Katolicki portal Aleteia.pl publikuje fragment nowej książki pt. „Kościół musi być przeźroczysty”, napisanej wspólnie z Tomaszem Terlikowskim.
Nie chodzi o komisję państwową, lecz kościelną. Złożoną ze świeckich specjalistów i powołaną przez papieża lub przy jego wsparciu. Komisję, która będzie działała niezależnie od episkopatu i polityków.
Ks. Tadeusz Isakowicz-Zaleski: To była zabawa w ciuciubabkę albo – by posłużyć się tytułem filmu braci Sekielskich – w chowanego. Ja byłem świadkiem dwóch sytuacji: 31 sierpnia 2010 roku w trzydziestą rocznicę porozumień gdańskich pod Trzy Krzyże podjechał samochód, z którego wysiedli abp Józef Kowalczyk z abp. Juliuszem Paetzem, a potem razem z abp. Głódziem odprawili wspólnie mszę.

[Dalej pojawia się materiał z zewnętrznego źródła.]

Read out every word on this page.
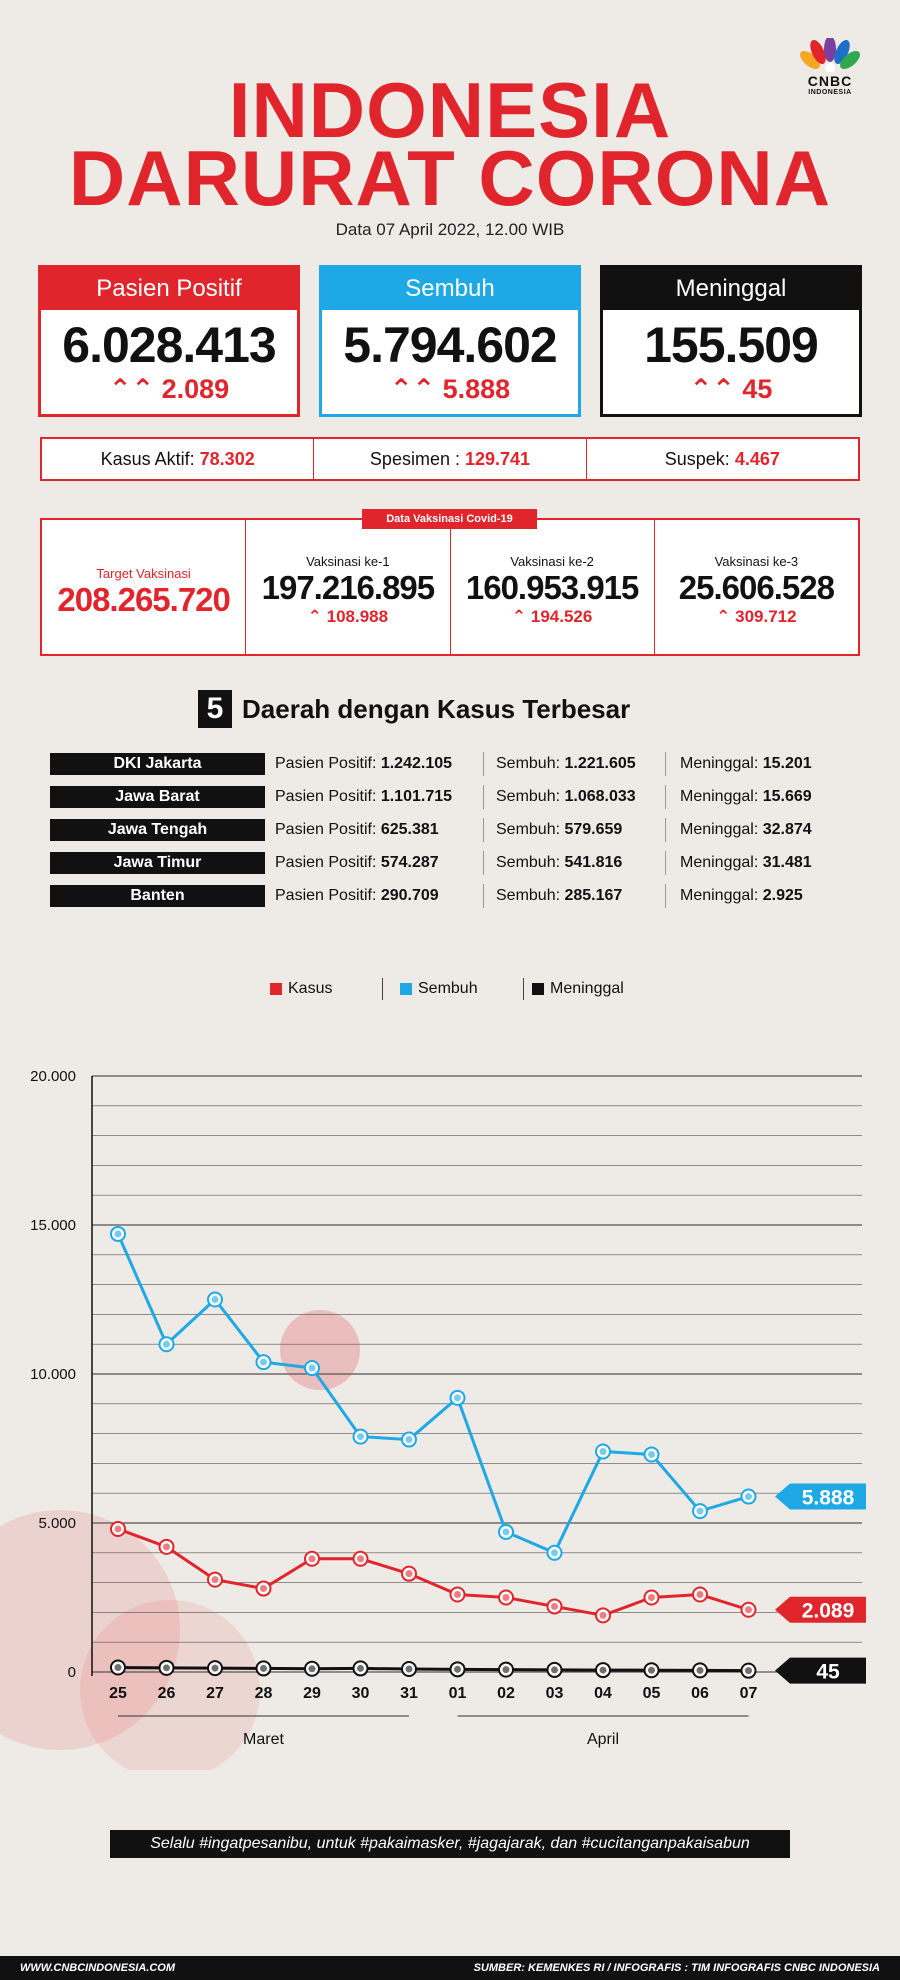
CNBC
INDONESIA
INDONESIA
DARURAT CORONA
Data 07 April 2022, 12.00 WIB
Pasien Positif
6.028.413
⌃⌃ 2.089
Sembuh
5.794.602
⌃⌃ 5.888
Meninggal
155.509
⌃⌃ 45
Kasus Aktif: 78.302	Spesimen : 129.741	Suspek: 4.467
Target Vaksinasi
208.265.720
Vaksinasi ke-1
197.216.895
⌃ 108.988
Vaksinasi ke-2
160.953.915
⌃ 194.526
Vaksinasi ke-3
25.606.528
⌃ 309.712
Data Vaksinasi Covid-19
5 Daerah dengan Kasus Terbesar
DKI Jakarta	Pasien Positif: 1.242.105	Sembuh: 1.221.605	Meninggal: 15.201
Jawa Barat	Pasien Positif: 1.101.715	Sembuh: 1.068.033	Meninggal: 15.669
Jawa Tengah	Pasien Positif: 625.381	Sembuh: 579.659	Meninggal: 32.874
Jawa Timur	Pasien Positif: 574.287	Sembuh: 541.816	Meninggal: 31.481
Banten	Pasien Positif: 290.709	Sembuh: 285.167	Meninggal: 2.925
Kasus	Sembuh	Meninggal
0
5.000
10.000
15.000
20.000
25 26 27 28 29 30 31 01 02 03 04 05 06 07
Maret	April
2.089
5.888
45
Selalu #ingatpesanibu, untuk #pakaimasker, #jagajarak, dan #cucitanganpakaisabun
WWW.CNBCINDONESIA.COM	SUMBER: KEMENKES RI / INFOGRAFIS : TIM INFOGRAFIS CNBC INDONESIA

Arcybiskup Paetz też! Jakby nic się nie stało. To był dla mnie szok. Zrobiłem wtedy zdjęcie: Paetz siedzi przy Sławoju Leszku Głódziu. Dwa lata później w czasie procesji ku czci św. Stanisława na Skałkę w Krakowie kard. Dziwisz, jak to opisałem na początku wywiadu, witał przybyłych, w tym biskupa seniora z Poznania. I oczywiście huczne brawa. Proszę sobie zadać pytanie: Jak się wówczas czuły ofiary? Jak się czuli poznaniacy?